News in the news, and devilish fun with translation

In the self-serving-don't-mess-with-my-lifestyle department, a recent Pew poll says that over half of Americans surveyed don't feel humans are responsible for global warming.

In the interesting angle department, Raj Patel draws some interesting conclusions from a recent Lancet article and the ensuing media headlining.

And in the bee-keeping department, here's a cool manual on bee-keeping produced by the Slow Food Foundation for Biodiversity.

Such fun with words we're having. We started off doing translation exercises, similar to this "Homophonic Translation" routine, which we did using a latin text. Last night it occurred to me that I might be able to find a way into revision work by using an online translation tool, so I've been blasting a few pieces apart by translating them into Japanese, Greek, Portuguese, Korean, Russian, French, Italian and Spanish -- and back again, sometimes more than once. It's been a fun way to take apart a dull line or sentence and see what might enliven it. Or perhaps start me off in a new poem or image.
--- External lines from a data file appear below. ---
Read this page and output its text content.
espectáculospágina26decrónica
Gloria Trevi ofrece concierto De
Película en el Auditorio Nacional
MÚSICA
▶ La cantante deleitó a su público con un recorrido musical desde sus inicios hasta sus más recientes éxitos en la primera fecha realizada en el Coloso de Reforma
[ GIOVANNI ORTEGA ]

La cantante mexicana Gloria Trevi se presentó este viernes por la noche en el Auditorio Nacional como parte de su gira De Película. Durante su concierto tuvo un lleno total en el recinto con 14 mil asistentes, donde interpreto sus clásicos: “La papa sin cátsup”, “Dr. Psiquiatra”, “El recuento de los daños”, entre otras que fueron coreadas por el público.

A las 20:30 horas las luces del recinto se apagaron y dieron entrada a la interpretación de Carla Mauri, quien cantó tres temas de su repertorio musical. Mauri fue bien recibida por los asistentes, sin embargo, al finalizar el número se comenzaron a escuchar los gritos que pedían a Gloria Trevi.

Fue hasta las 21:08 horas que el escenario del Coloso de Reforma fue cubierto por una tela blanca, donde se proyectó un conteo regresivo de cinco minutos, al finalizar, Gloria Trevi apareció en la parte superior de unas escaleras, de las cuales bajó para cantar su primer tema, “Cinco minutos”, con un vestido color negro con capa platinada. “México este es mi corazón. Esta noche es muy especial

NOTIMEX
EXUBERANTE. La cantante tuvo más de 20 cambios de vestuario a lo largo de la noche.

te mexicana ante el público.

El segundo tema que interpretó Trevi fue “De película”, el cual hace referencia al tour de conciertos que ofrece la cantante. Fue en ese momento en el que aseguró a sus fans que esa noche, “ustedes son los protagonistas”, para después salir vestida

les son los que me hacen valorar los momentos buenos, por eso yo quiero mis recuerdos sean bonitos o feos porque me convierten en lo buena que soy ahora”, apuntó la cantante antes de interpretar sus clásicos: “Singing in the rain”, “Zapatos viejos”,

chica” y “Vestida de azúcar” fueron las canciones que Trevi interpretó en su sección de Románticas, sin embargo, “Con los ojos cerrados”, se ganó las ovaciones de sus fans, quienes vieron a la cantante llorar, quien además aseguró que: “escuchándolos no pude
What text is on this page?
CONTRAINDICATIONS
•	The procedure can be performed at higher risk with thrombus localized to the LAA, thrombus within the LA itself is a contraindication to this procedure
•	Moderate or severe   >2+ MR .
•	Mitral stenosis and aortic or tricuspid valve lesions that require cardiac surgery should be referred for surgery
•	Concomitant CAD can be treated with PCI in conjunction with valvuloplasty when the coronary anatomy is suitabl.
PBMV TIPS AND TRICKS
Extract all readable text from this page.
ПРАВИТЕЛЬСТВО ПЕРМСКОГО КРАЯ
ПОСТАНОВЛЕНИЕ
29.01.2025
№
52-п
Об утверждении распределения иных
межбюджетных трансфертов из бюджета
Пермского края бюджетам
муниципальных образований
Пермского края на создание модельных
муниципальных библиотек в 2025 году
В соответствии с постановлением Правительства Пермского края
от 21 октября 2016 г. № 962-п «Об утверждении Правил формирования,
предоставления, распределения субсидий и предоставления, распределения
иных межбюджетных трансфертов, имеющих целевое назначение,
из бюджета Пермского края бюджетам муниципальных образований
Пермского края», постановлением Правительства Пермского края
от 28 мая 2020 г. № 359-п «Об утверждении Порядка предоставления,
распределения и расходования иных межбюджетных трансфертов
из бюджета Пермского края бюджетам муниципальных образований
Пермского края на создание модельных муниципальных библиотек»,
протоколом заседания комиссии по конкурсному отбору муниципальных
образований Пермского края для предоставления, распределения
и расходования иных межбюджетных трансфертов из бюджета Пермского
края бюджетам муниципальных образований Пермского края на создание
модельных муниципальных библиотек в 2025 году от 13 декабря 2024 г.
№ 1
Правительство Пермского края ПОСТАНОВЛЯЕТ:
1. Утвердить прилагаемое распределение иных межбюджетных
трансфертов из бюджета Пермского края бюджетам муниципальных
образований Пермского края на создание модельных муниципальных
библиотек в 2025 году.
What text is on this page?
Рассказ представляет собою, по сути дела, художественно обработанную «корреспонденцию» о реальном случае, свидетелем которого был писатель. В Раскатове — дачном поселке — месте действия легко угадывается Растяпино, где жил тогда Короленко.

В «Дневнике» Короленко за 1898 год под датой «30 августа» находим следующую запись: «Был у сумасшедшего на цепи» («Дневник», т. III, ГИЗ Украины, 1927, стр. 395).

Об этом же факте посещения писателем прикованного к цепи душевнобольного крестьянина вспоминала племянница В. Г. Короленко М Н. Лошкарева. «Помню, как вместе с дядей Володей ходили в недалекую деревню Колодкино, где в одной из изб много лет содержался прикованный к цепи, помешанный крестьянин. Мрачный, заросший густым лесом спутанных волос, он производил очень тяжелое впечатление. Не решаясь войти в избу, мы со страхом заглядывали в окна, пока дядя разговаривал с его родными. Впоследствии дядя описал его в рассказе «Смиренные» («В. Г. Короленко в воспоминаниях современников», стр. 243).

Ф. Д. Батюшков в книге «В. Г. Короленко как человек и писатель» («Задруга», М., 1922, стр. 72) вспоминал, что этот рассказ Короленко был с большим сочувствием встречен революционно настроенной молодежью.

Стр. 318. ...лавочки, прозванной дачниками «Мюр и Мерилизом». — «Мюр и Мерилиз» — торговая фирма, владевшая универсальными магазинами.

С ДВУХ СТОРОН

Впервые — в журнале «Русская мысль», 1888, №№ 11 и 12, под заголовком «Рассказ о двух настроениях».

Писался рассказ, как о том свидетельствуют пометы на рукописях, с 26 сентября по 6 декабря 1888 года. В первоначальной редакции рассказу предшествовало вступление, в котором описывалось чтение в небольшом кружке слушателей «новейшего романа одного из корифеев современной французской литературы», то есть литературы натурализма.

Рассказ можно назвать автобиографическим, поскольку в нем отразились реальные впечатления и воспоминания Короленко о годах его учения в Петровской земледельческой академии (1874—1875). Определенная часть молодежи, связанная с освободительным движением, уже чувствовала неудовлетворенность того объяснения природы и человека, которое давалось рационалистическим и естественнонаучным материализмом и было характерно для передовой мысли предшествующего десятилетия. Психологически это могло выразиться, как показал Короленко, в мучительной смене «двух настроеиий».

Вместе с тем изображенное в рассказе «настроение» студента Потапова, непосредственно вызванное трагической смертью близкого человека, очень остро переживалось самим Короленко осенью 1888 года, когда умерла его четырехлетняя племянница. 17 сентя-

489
Here are the opening lines of an old poem of mine I chose at random:

The path of disaster is so often
just beyond the window we've turned
away from for that critical
moment

and the translated version (via Japanese and Greek)(with a few tweaks to make the syntax work, more or less):

Such a certain street of destruction
a precise and often window
that exceeds our regard
with empty importance
turns because this

So, a different world and a different meaning, and a lot of nonsense, but maybe something in there presents an opening for new directions and energy.

3 Comments:

Anonymous Nancy Mattson said...

Hi Rhona
I think Doug Barbour used to call this homolinguistic translation.
John Rety was doing it last night to nursery rhymes at a special recorded Hearing Eye reading at the Barbican Library.

Anna Robinson also read; she spoke directly to the women murdered by Jack the Ripper as well as uttering a prayer to the Lamb of Lambeth. Great stuff.

And David Floyd read poems of understated wit that were by turns political, hilarious and moving.

You would have liked the evening; Leah Fritz wore an art deco brooch of her mom's on her turban.

Love, Nancy

1:40 PM  
Blogger Rhona McAdam said...

What was John Rety doing to the nursery rhymes? And does it still count as homolinguistic if it has passed through different languages on its way back to English? I remember Doug's experiments involved things like using the first words down the left hand margin, or pulling out words from the text etc. and re-assembling all within English (he defined it as translations from English into English, I think). As this method needs a measure of automation, as well as multiple languages, maybe it should be called cyberlinguistic translation?

3:18 PM  
Blogger the regina mom said...

"Cyberlinguistic translation?" I like that a lot! And I like doing it, too, just for fun.

I must get my hands on the Raj Patel book. When I heard him on CBC radio a couple months ago he blew me away. But I think I'm repeating myself.

Rhona, do you know Regina's Book Chick? She's been raving about bees. And she lives just down the hill from St. Mike's. And she writes.